I thought the most interesting news presented by Ryan was that most of our local stations are siphoning their gas from the same bucket. Not only do we have to put up with price gouging but it appears that any dignity formerly accrued to personal product selection has gone up in smoke.

The article laid out a number of important, educational facts. Unfortunately, the story has left us with a gaping hole in terms of local government involvement and potential solutions to this stick-up in broad daylight.

I read nothing about what our mayor and council have tried to do about this situation. Certainly oil companies cannot just set up business without a local relationship and contract. I would like to hear our representatives answer to the impropriety of local collusion but more importantly what they can do to put pressure on the "extra" profit margin that big oil is tacking on to wholesale prices.

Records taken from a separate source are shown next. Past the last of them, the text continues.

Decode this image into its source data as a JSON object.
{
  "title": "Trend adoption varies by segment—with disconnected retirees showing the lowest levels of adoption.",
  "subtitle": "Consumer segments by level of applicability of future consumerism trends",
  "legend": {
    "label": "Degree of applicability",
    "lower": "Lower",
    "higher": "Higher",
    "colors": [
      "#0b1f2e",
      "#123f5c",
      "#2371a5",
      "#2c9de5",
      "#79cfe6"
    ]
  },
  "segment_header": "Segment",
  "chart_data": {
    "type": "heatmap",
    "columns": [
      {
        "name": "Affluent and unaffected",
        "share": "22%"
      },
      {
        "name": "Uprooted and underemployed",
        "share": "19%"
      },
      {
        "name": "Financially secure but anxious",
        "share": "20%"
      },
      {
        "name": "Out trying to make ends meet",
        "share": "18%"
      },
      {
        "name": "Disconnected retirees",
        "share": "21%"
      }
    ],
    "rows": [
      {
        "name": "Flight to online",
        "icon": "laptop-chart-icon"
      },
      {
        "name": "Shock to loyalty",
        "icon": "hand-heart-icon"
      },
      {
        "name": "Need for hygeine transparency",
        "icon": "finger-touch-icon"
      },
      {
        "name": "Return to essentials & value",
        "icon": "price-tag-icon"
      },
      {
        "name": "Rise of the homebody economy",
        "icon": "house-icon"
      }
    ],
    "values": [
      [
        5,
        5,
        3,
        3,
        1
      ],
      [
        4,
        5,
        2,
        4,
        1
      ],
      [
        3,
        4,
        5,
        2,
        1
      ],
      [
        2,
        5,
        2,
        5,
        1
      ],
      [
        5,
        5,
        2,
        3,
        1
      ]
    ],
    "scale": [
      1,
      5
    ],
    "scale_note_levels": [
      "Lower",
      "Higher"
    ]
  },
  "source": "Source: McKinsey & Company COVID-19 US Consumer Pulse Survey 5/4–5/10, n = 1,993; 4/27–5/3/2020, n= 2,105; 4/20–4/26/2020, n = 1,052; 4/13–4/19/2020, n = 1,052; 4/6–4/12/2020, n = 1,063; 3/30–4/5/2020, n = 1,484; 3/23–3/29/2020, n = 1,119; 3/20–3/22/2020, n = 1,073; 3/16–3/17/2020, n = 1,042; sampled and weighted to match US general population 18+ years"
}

Is it not possible to fire an oil company?  Inviting one company to hit the road would send a message. Some will argue that this type of action would reduce competition. Really? How's that competition thing working out now? What can you do about it, mayor?
I would guess that the residents of Humboldt County live here in part because we do not appreciate toeing the corporate line, living with monopolies, or being forced to pay usurious prices for things. Every day we glower at the ubiquitous signage displaying those atrocious prices and remind ourselves of the nameless, shameless, faceless thugs of big oil.

Jon Exley, Eureka



"Why the heck are Humboldt County's fuel prices so high?" A better question is, "Why are U.S. fuel prices so low?" The answer is that we have oil reserves and government subsidies and we're spoiled rotten. The price of a gallon of unleaded is about $4.80 in Bangladesh, where one tank would consume about 6 percent of the average citizen's annual income. It's $5.40 in Tanzania, $6.80 in New Zealand, $7.70 in Israel, $8.40 in Hong Kong, and $9.30 in Norway. There are few countries (mostly OPEC members) with gas cheaper than ours, and even in some of those the price relative to income is higher. A trip almost anywhere outside this country gives one a very different perspective on our hypochondriac "pain at the pump."

The real cost of our gas is much higher than what we pay. Add the hidden costs of environmental destruction, pollution, social injustice, global warming, political instability, and military action to control access to foreign oil to the "up-front" costs of exploration, extraction, transport, and refining and the cost is more like $15 per gallon. If the retail price were more realistic we'd have fuel-efficient vehicles, decent public transit, better health and sensible community design. Instead, whenever our gas prices start to edge closer to the rest of the world's and to what they really should be, we start blaming the president and calling for reform. We should be calling for reform of a very different sort.

We are so insular in this country that we lose sight of how privileged we really are. It drives me crazy when people here complain about gas prices. Please ... Stop whining or move to Saudi Arabia, where gas is 70 cents per gallon. Just think how much you'll save -- especially if you're a woman, since you won't be allowed to drive anyway.